Solve z = px + qy + p^2 + q^2 by Charpit's method.

Steps to Solve

1. Write the given equation and define $f$

The given equation is $z = px + qy + p^2 + q^2$

Let $f(x, y, z, p, q) = px + qy + p^2 + q^2 - z = 0$.

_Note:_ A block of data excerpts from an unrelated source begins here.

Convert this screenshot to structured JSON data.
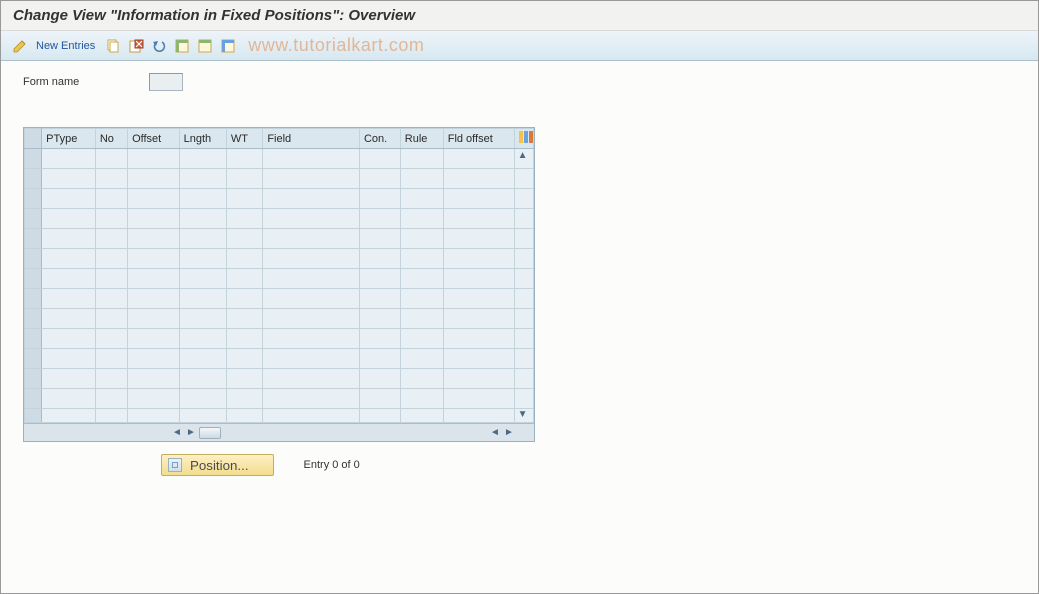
{
  "title": "Change View \"Information in Fixed Positions\": Overview",
  "toolbar": {
    "new_entries": "New Entries"
  },
  "watermark": "www.tutorialkart.com",
  "form": {
    "name_label": "Form name",
    "name_value": ""
  },
  "table": {
    "columns": [
      "PType",
      "No",
      "Offset",
      "Lngth",
      "WT",
      "Field",
      "Con.",
      "Rule",
      "Fld offset"
    ],
    "rows": [
      [
        "",
        "",
        "",
        "",
        "",
        "",
        "",
        "",
        ""
      ],
      [
        "",
        "",
        "",
        "",
        "",
        "",
        "",
        "",
        ""
      ],
      [
        "",
        "",
        "",
        "",
        "",
        "",
        "",
        "",
        ""
      ],
      [
        "",
        "",
        "",
        "",
        "",
        "",
        "",
        "",
        ""
      ],
      [
        "",
        "",
        "",
        "",
        "",
        "",
        "",
        "",
        ""
      ],
      [
        "",
        "",
        "",
        "",
        "",
        "",
        "",
        "",
        ""
      ],
      [
        "",
        "",
        "",
        "",
        "",
        "",
        "",
        "",
        ""
      ],
      [
        "",
        "",
        "",
        "",
        "",
        "",
        "",
        "",
        ""
      ],
      [
        "",
        "",
        "",
        "",
        "",
        "",
        "",
        "",
        ""
      ],
      [
        "",
        "",
        "",
        "",
        "",
        "",
        "",
        "",
        ""
      ],
      [
        "",
        "",
        "",
        "",
        "",
        "",
        "",
        "",
        ""
      ],
      [
        "",
        "",
        "",
        "",
        "",
        "",
        "",
        "",
        ""
      ],
      [
        "",
        "",
        "",
        "",
        "",
        "",
        "",
        "",
        ""
      ],
      [
        "",
        "",
        "",
        "",
        "",
        "",
        "",
        "",
        ""
      ]
    ]
  },
  "footer": {
    "position_label": "Position...",
    "entry_text": "Entry 0 of 0"
  },
  "colors": {
    "toolbar_bg": "#d7e8f1",
    "table_bg": "#e9f0f5",
    "button_bg": "#f3dd8e"
  }
}
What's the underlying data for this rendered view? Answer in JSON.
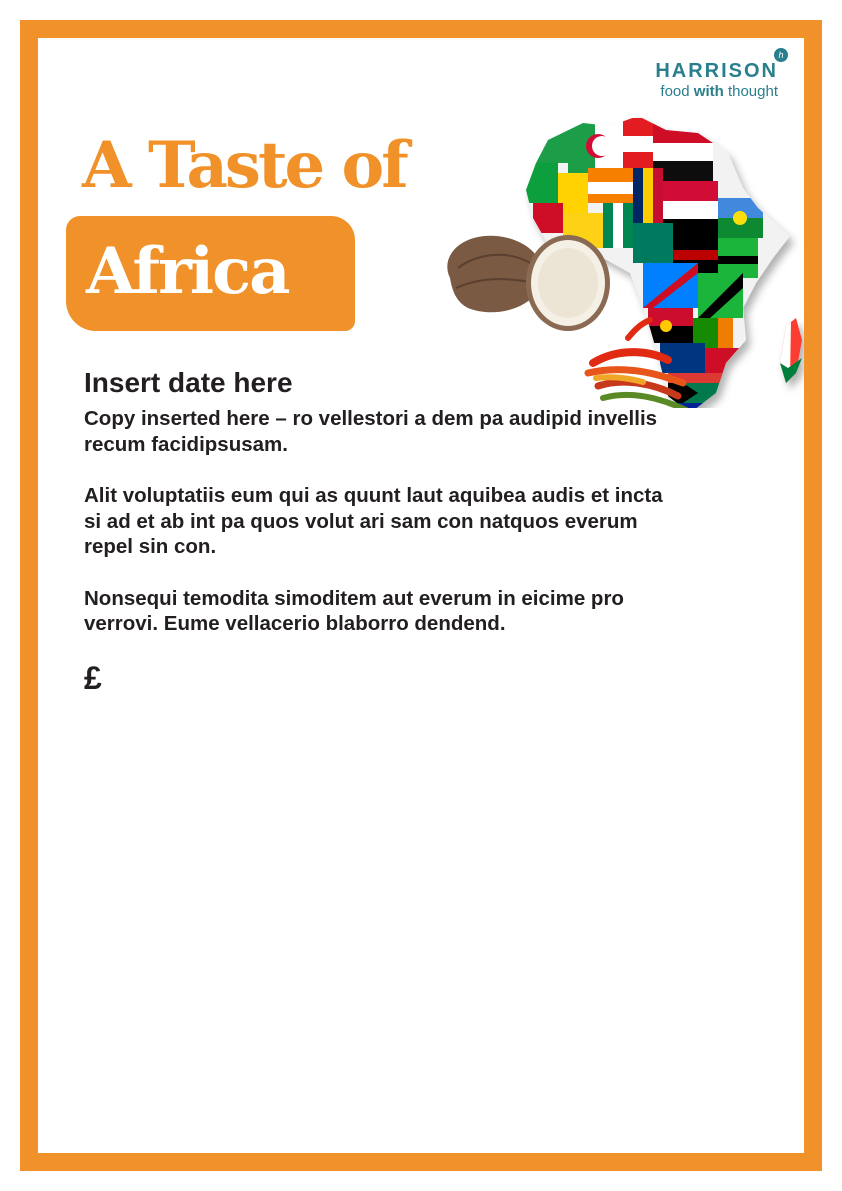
{
  "brand": {
    "name": "HARRISON",
    "tagline_prefix": "food ",
    "tagline_bold": "with",
    "tagline_suffix": " thought"
  },
  "title": {
    "line1": "A Taste of",
    "line2": "Africa"
  },
  "content": {
    "date": "Insert date here",
    "paragraphs": [
      "Copy inserted here – ro vellestori a dem pa audipid invellis recum facidipsusam.",
      "Alit voluptatiis eum qui as quunt laut aquibea audis et incta si ad et ab int pa quos volut ari sam con natquos everum repel sin con.",
      "Nonsequi temodita simoditem aut everum in eicime pro verrovi. Eume vellacerio blaborro dendend."
    ],
    "price": "£"
  },
  "colors": {
    "border": "#f0912a",
    "title_orange": "#f0912a",
    "brand_teal": "#2a7f8c",
    "body_text": "#231f20"
  },
  "icons": {
    "hero_image": "africa-flag-map-with-yam-and-chillies",
    "logo_mark": "harrison-monogram"
  }
}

2. Write down Charpit's equations

Charpit's equations are given by:

$$ \frac{dp}{f_x + pf_z} = \frac{dq}{f_y + qf_z} = \frac{dz}{-pf_p - qf_q} = \frac{dx}{-f_p} = \frac{dy}{-f_q} $$

3. Calculate the required partial derivatives

Compute the partial derivatives of $f$ with respect to $x, y, z, p, q$:

$f_x = \frac{\partial f}{\partial x} = p$

$f_y = \frac{\partial f}{\partial y} = q$

$f_z = \frac{\partial f}{\partial z} = -1$

$f_p = \frac{\partial f}{\partial p} = x + 2p$

$f_q = \frac{\partial f}{\partial q} = y + 2q$

4. Substitute the partial derivatives into Charpit's equations

Substituting these into Charpit's equations, we get:

$$ \frac{dp}{p + p(-1)} = \frac{dq}{q + q(-1)} = \frac{dz}{-p(x+2p) - q(y+2q)} = \frac{dx}{-(x+2p)} = \frac{dy}{-(y+2q)} $$

Simplifying, we have:

$$ \frac{dp}{0} = \frac{dq}{0} = \frac{dz}{-p(x+2p) - q(y+2q)} = \frac{dx}{-(x+2p)} = \frac{dy}{-(y+2q)} $$

5. Choose the simplest fraction to integrate

From $\frac{dp}{0} = \frac{dq}{0}$, we have $dp = 0$ and $dq = 0$. Integrating these gives $p = a$ and $q = b$, where $a$ and $b$ are arbitrary constants.

6. Substitute $p$ and $q$ into the original equation

Substitute $p = a$ and $q = b$ into the original equation $z = px + qy + p^2 + q^2$:

$z = ax + by + a^2 + b^2$

This is the complete integral.